Bu ülkede temel eğitim öğretmenlerinin yarıdan fazlasının, lise öğretmenlerinin yarısının kadın olduğunu da bilir.
Bu ülkede doktor ve eczacıların çoğunluğunu kadınların oluşturduğunu, iletişim (medya, halkla ilişkiler) ve hizmet sektörlerinde, başta tekstil olmak üzere birçok işkolunda kadınların ağırlıklı yeri bulunduğunu bal gibi bilir.
Burada okullaşma oranının yüzde 97'yi geçtiğini, dolayısıyla kız çocuklarının eğitime erişimlerinde birçok ülkeyi kıskandıracak bir performansa ulaşıldığını da bilir.
Burada kadınların erkeklerden çok yaşadığını, bebek ölümlerinde aşağı-yukarı Batı standardının yakalandığını, çalışan kadınlara doğum izni (Babalara da tanındığına göre "Ebeveyn izni" dememiz daha doğru olacak) süresinin AB düzeyine çok yaklaştığını da bilir.
Prof. Klaus Schwab'dan söz ediyoruz. "Davos zirvesi" diye bilinen Dünya Ekonomik Forumu'nun kurucusundan. Dünya siyaset ve "Business" liderlerini her yılın ilk ayında İsviçre'nin dağ kasabasındaki küresel gövde gösterisinde buluşturan, artık gelenekselleşmiş bu yıllık randevu çerçevesinde Türkiye'den de onlarca politikacı, işadamı ve medya mensubunu -yüklü aidatlar ve faturalar ödetere- kağırlayan Klaus Schwab'dan.
İşte Türkiye'yi ve Türkler'i iyi tanıyan o Prof. Schwab'ın kurup yönettiği Dünya Ekonomik Forumu dün kadın-erkek eşitliği raporunu açıkladı. 130 ülkenin yer aldığı klasmanda Türkiye kaçıncı sırada gösterildi dersiniz? 123! Evet, 130 ülke arasında sondan 8'inci!

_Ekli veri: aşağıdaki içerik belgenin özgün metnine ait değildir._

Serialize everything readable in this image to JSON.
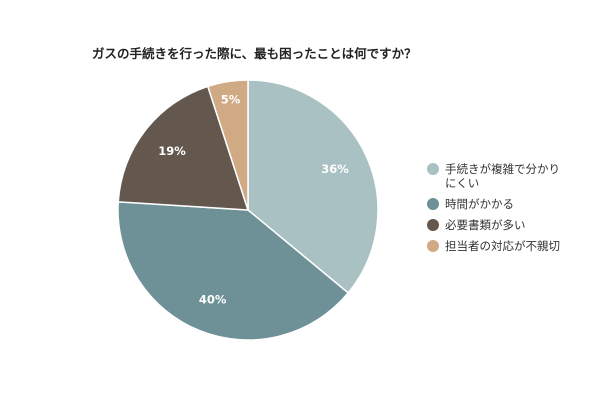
{
  "chart_data": {
    "type": "pie",
    "title": "ガスの手続きを行った際に、最も困ったことは何ですか？",
    "categories": [
      "手続きが複雑で分かりにくい",
      "時間がかかる",
      "必要書類が多い",
      "担当者の対応が不親切"
    ],
    "values": [
      36,
      40,
      19,
      5
    ],
    "data_labels": [
      "36%",
      "40%",
      "19%",
      "5%"
    ],
    "colors": [
      "#a9c1c2",
      "#6d9197",
      "#64574d",
      "#d0a985"
    ],
    "legend_position": "right",
    "start_angle": "12 o'clock",
    "direction": "clockwise"
  }
}
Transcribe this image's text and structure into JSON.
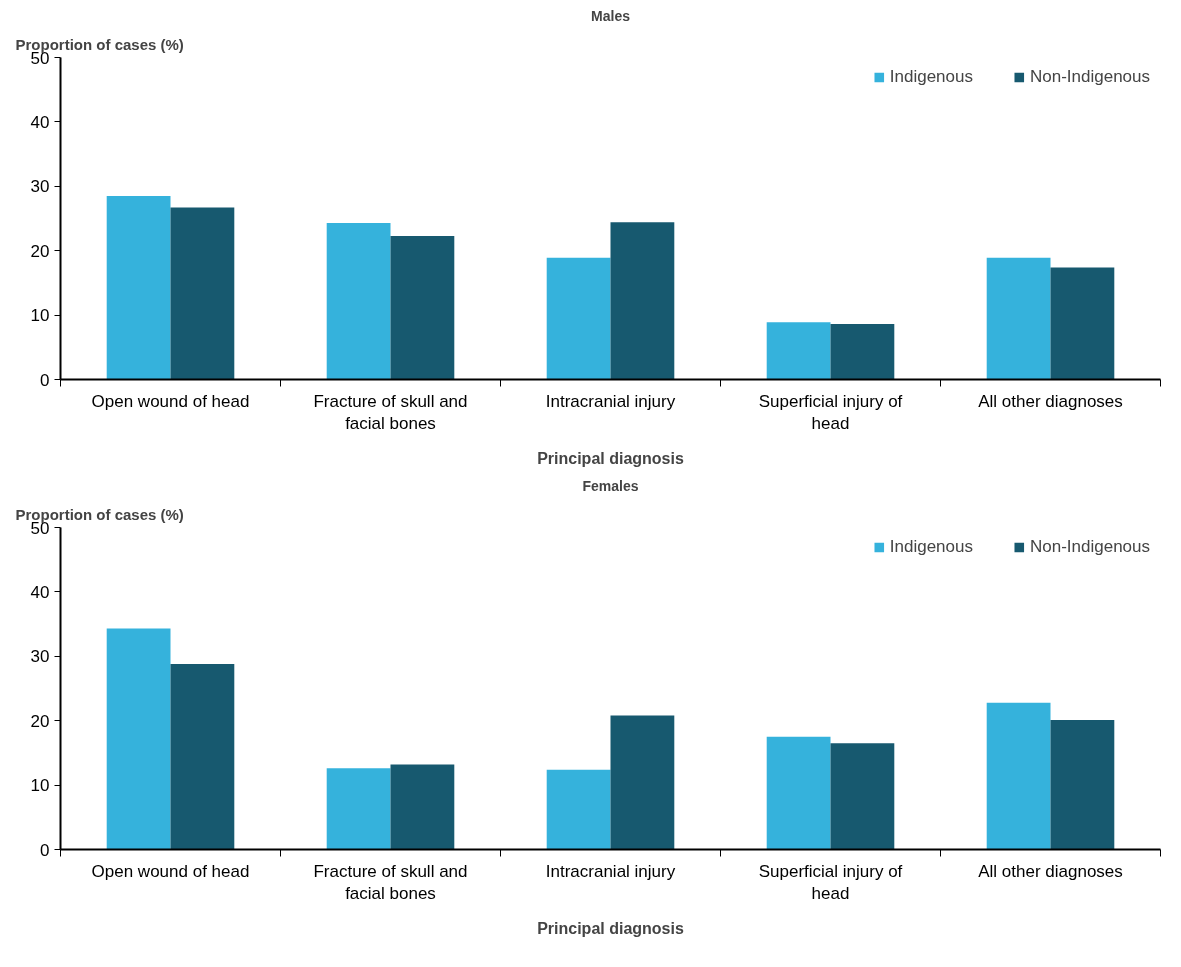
{
  "chart_data": [
    {
      "type": "bar",
      "title": "Males",
      "xlabel": "Principal diagnosis",
      "ylabel": "Proportion of cases (%)",
      "categories": [
        "Open wound of head",
        "Fracture of skull and facial bones",
        "Intracranial injury",
        "Superficial injury of head",
        "All other diagnoses"
      ],
      "ylim": [
        0,
        50
      ],
      "yticks": [
        0,
        10,
        20,
        30,
        40,
        50
      ],
      "legend": "top right",
      "series": [
        {
          "name": "Indigenous",
          "color": "#35b2dc",
          "values": [
            28.5,
            24.3,
            18.9,
            8.9,
            18.9
          ]
        },
        {
          "name": "Non-Indigenous",
          "color": "#17596f",
          "values": [
            26.7,
            22.3,
            24.4,
            8.6,
            17.4
          ]
        }
      ]
    },
    {
      "type": "bar",
      "title": "Females",
      "xlabel": "Principal diagnosis",
      "ylabel": "Proportion of cases (%)",
      "categories": [
        "Open wound of head",
        "Fracture of skull and facial bones",
        "Intracranial injury",
        "Superficial injury of head",
        "All other diagnoses"
      ],
      "ylim": [
        0,
        50
      ],
      "yticks": [
        0,
        10,
        20,
        30,
        40,
        50
      ],
      "legend": "top right",
      "series": [
        {
          "name": "Indigenous",
          "color": "#35b2dc",
          "values": [
            34.3,
            12.6,
            12.4,
            17.5,
            22.8
          ]
        },
        {
          "name": "Non-Indigenous",
          "color": "#17596f",
          "values": [
            28.8,
            13.2,
            20.8,
            16.5,
            20.1
          ]
        }
      ]
    }
  ]
}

Rapora göre, dünyada kadın-erkek eşitliğinde, daha doğrusu eşitsizliğinde Türkiye'den daha kötü durumda olan sadece 7 ülke var. Sayalım: Mısır, Fas, Benin, Pakistan, Suudi Arabistan, Çad ve Yemen!
Sözün bittiği yer
Pes. Gerçekten pes. Moğolistan, Kırgızistan, Özbekistan, Botsvana, Gambiya, Mali, Moritanya, İran, Cezayir, Etiyopya gibi ülkelerde kadın-erkek eşitliği Türkiye'ye göre daha, hatta çok daha iyi!

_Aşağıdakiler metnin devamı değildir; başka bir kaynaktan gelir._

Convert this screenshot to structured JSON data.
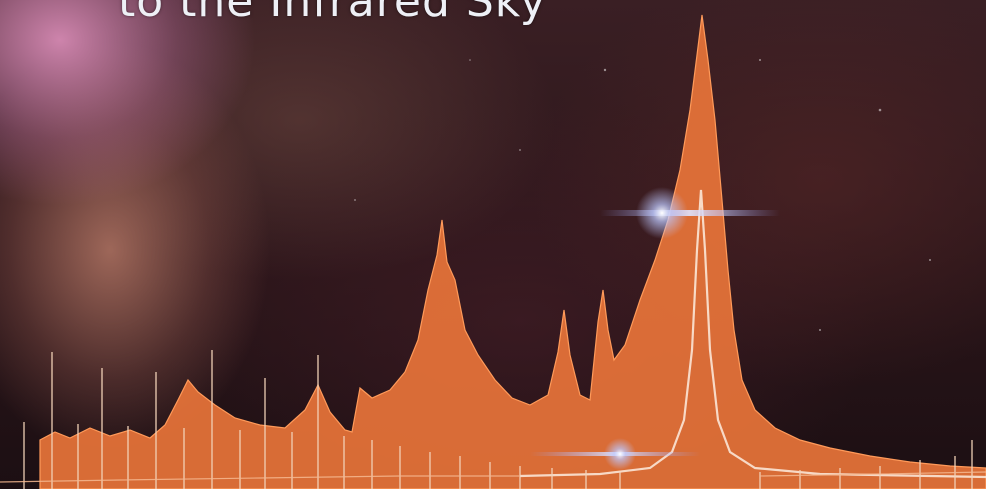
{
  "caption": "to the Infrared Sky",
  "colors": {
    "spectrum_fill": "#e8743a",
    "spectrum_core": "#ff9a5a",
    "comb_lines": "#f3d2b8",
    "star_glow": "#bcc8ff"
  }
}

Değerlendirmenin 4 kritere göre yapıldığı belirtiliyor: 1- Kadınların işgücüne katılımı ve fırsat eşitliği, 2- Eğitim düzeyi, 3-Siyasal etkinlik, 4- Sağlık ve ortalama yaşam süresi.
Türkiye'ye 123'üncü sıranın layık görülmesinin gerekçelerine bakıyorsunuz; örneğin işgücüne katılımın önemli verileri arasında gösterilen temel eğitimde ve lise öğreniminde kadın öğretmen oranı haneleri boş bırakılmış. Veri yokluğundan. Zahmet edip Milli Eğitim Bakanlığı'nın internet sitesine bile girmemişler. Üstelik kullanılan diğer verilerin çoğu da en az iki yıllık.
Kabul; Türkiye kadınlara seçme ve seçilme hakkını tanıyan ilk devletlerden biri olmasına rağmen siyasette kadınlara hak ettikleri yeri bir türlü sağlayamadı.
Kabul; İşgücüne kadın katılımı oranı son yıllarda geriliyor, işsizliğin ilk kurbanı genellikle kadınlar oluyor.
Ama bunlar Türkiye'yi "Dünyanın en geri ülkelerinden biri" olarak göstermek için yeterli mi? Gerçekten öyleyse, henüz yol yakınken AB üyeliği talebimizi geri çekelim. Derhal. Çünkü, bu verilere göre, Avrupa Birliği'ne katılma hayallerinden vazgeçip, dünyanın en yoksul, dolayısıyla en geri -ve de en geri kafalı- ülkeleri grubuna adımızı yazdırmamız gerekiyor.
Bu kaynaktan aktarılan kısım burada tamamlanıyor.